Unter dem Veranstaltungstitel „Mord verstehen“ war es das Ziel der zwei Diplomandinnen Anna-Katharina Brunner und Zoe Vogt, ihr Diplomarbeitsthema aus unterschiedlichen fachlichen Perspektiven zu betrachten und den Teilnehmerinnen und Teilnehmern einen umfassenden Einblick darauf zu geben.
Zwei Betrachtungsteile im vorwissenschaftlichen Fokus
Der psychologische Teil der Veranstaltung setzte sich mit Persönlichkeitsstörungen, der Rolle der Kindheit sowie möglichen Entwicklungsfaktoren von Tätern auseinander. Dabei wurden unter anderem Verhaltensauffälligkeiten und psychologische Hintergründe thematisiert, die in der wissenschaftlichen Auseinandersetzung mit Gewaltverbrechen eine zentrale Rolle spielen.

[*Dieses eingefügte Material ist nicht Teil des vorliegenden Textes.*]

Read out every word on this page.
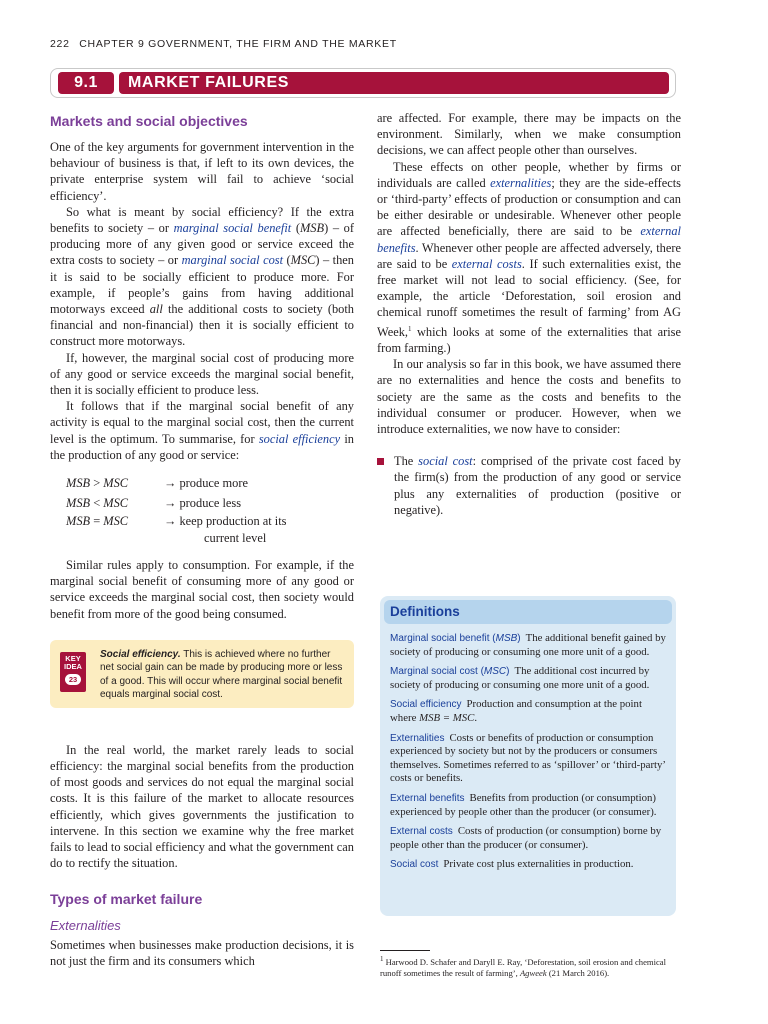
222 CHAPTER 9 GOVERNMENT, THE FIRM AND THE MARKET
9.1	MARKET FAILURES
Markets and social objectives

One of the key arguments for government intervention in the behaviour of business is that, if left to its own devices, the private enterprise system will fail to achieve ‘social efficiency’.

So what is meant by social efficiency? If the extra benefits to society – or marginal social benefit (MSB) – of producing more of any given good or service exceed the extra costs to society – or marginal social cost (MSC) – then it is said to be socially efficient to produce more. For example, if people’s gains from having additional motorways exceed all the additional costs to society (both financial and non-financial) then it is socially efficient to construct more motorways.

If, however, the marginal social cost of producing more of any good or service exceeds the marginal social benefit, then it is socially efficient to produce less.

It follows that if the marginal social benefit of any activity is equal to the marginal social cost, then the current level is the optimum. To summarise, for social efficiency in the production of any good or service:

MSB > MSC	→ produce more
MSB < MSC	→ produce less
MSB = MSC	→ keep production at its
current level

Similar rules apply to consumption. For example, if the marginal social benefit of consuming more of any good or service exceeds the marginal social cost, then society would benefit from more of the good being consumed.

KEY
IDEA
23
Social efficiency. This is achieved where no further net social gain can be made by producing more or less of a good. This will occur where marginal social benefit equals marginal social cost.

In the real world, the market rarely leads to social efficiency: the marginal social benefits from the production of most goods and services do not equal the marginal social costs. It is this failure of the market to allocate resources efficiently, which gives governments the justification to intervene. In this section we examine why the free market fails to lead to social efficiency and what the government can do to rectify the situation.

Types of market failure
Externalities

Sometimes when businesses make production decisions, it is not just the firm and its consumers which

are affected. For example, there may be impacts on the environment. Similarly, when we make consumption decisions, we can affect people other than ourselves.

These effects on other people, whether by firms or individuals are called externalities; they are the side-effects or ‘third-party’ effects of production or consumption and can be either desirable or undesirable. Whenever other people are affected beneficially, there are said to be external benefits. Whenever other people are affected adversely, there are said to be external costs. If such externalities exist, the free market will not lead to social efficiency. (See, for example, the article ‘Deforestation, soil erosion and chemical runoff sometimes the result of farming’ from AG Week,$^1$ which looks at some of the externalities that arise from farming.)

In our analysis so far in this book, we have assumed there are no externalities and hence the costs and benefits to society are the same as the costs and benefits to the individual consumer or producer. However, when we introduce externalities, we now have to consider:

The social cost: comprised of the private cost faced by the firm(s) from the production of any good or service plus any externalities of production (positive or negative).

Definitions
Marginal social benefit (MSB) The additional benefit gained by society of producing or consuming one more unit of a good.
Marginal social cost (MSC) The additional cost incurred by society of producing or consuming one more unit of a good.
Social efficiency Production and consumption at the point where MSB = MSC.
Externalities Costs or benefits of production or consumption experienced by society but not by the producers or consumers themselves. Sometimes referred to as ‘spillover’ or ‘third-party’ costs or benefits.
External benefits Benefits from production (or consumption) experienced by people other than the producer (or consumer).
External costs Costs of production (or consumption) borne by people other than the producer (or consumer).
Social cost Private cost plus externalities in production.
$^1$ Harwood D. Schafer and Daryll E. Ray, ‘Deforestation, soil erosion and chemical runoff sometimes the result of farming’, Agweek (21 March 2016).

Im ökonomischen Teil wurde auf die gesellschaftlichen und wirtschaftlichen Auswirkungen von Mord eingegangen. Es wurden die Kostenfolgen von Offizialdelikten thematisiert und erläutert, welche finanziellen Belastungen im Zuge eines Strafverfahrens entstehen können. Darüber hinaus wurde ein Einblick in die Freiheitsstrafe gegeben und erklärt, was unter dieser zentralen strafrechtlichen Sanktion zu verstehen ist.
Kooperationspartner aus der Gerichtspraxis
Einen besonderen Beitrag leistete der eingeladene Richter im Ruhestand Dr. Arnold Riebenbauer, der als Kooperationspartner dieser Diplomarbeit den juristischen Teil der Veranstaltung übernahm. Er erläuterte die strafrechtlichen Bestimmungen der Paragraphen 75 bis 80 des österreichischen Strafgesetzbuches und veranschaulichte diese anhand von Fallbeispielen aus seiner langjährigen beruflichen Praxis.

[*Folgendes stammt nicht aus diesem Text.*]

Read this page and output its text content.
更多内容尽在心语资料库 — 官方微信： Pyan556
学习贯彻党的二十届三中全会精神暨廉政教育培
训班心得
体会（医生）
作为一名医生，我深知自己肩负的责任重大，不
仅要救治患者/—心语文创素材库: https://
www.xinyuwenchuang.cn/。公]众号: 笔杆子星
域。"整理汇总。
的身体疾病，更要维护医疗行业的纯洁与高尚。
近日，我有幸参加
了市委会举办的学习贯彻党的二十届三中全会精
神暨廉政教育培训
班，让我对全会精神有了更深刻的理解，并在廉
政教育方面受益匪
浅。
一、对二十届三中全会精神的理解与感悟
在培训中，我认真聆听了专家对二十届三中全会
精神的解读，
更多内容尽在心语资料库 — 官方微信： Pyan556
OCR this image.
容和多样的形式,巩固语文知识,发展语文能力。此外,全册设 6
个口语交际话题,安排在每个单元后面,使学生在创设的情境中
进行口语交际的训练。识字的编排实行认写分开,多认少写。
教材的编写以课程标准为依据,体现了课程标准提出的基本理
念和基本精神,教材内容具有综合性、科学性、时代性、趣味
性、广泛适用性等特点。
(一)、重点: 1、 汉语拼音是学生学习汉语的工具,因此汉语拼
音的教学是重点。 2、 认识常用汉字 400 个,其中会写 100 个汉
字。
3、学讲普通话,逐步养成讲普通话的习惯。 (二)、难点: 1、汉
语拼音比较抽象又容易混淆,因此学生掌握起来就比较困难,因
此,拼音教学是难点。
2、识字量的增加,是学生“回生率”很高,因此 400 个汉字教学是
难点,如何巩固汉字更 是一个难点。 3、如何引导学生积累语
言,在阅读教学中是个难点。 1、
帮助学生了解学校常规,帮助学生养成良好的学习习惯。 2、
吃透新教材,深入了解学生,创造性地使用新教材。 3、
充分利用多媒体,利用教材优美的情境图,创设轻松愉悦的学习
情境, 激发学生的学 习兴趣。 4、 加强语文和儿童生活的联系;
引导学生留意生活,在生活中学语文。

Die Veranstaltung stieß auf großes Interesse und ermöglichte den Anwesenden – vorrangig der Fachschulabschlussklasse 3 AMW und dem vierten HLW-Jahrgang 4 AHW – ein komplexes und gesellschaftlich relevantes Thema aus psychologischer, ökonomischer und juristischer Perspektive besser zu verstehen.

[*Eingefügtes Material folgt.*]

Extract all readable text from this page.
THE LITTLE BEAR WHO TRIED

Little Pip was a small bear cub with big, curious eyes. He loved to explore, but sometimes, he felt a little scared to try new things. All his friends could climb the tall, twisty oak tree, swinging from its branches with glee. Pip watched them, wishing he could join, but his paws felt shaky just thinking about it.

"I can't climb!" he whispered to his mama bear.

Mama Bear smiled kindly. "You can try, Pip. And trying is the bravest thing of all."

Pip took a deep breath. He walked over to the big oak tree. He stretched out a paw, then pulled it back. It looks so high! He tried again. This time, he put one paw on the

Sehr zufrieden mit dem Veranstaltungsoutput zeigten sich auch die Diplomarbeitsbetreuer Dr. Rudolf Hanschitz und Direktor Adolf Lackner.
Aviso: Am 9. April 2026 erfolgt in der öffentlichen Präsentation und Diskussion die Vorstellung der finalen Diplomarbeit vor der Matura-Prüfungskommission an der Schule.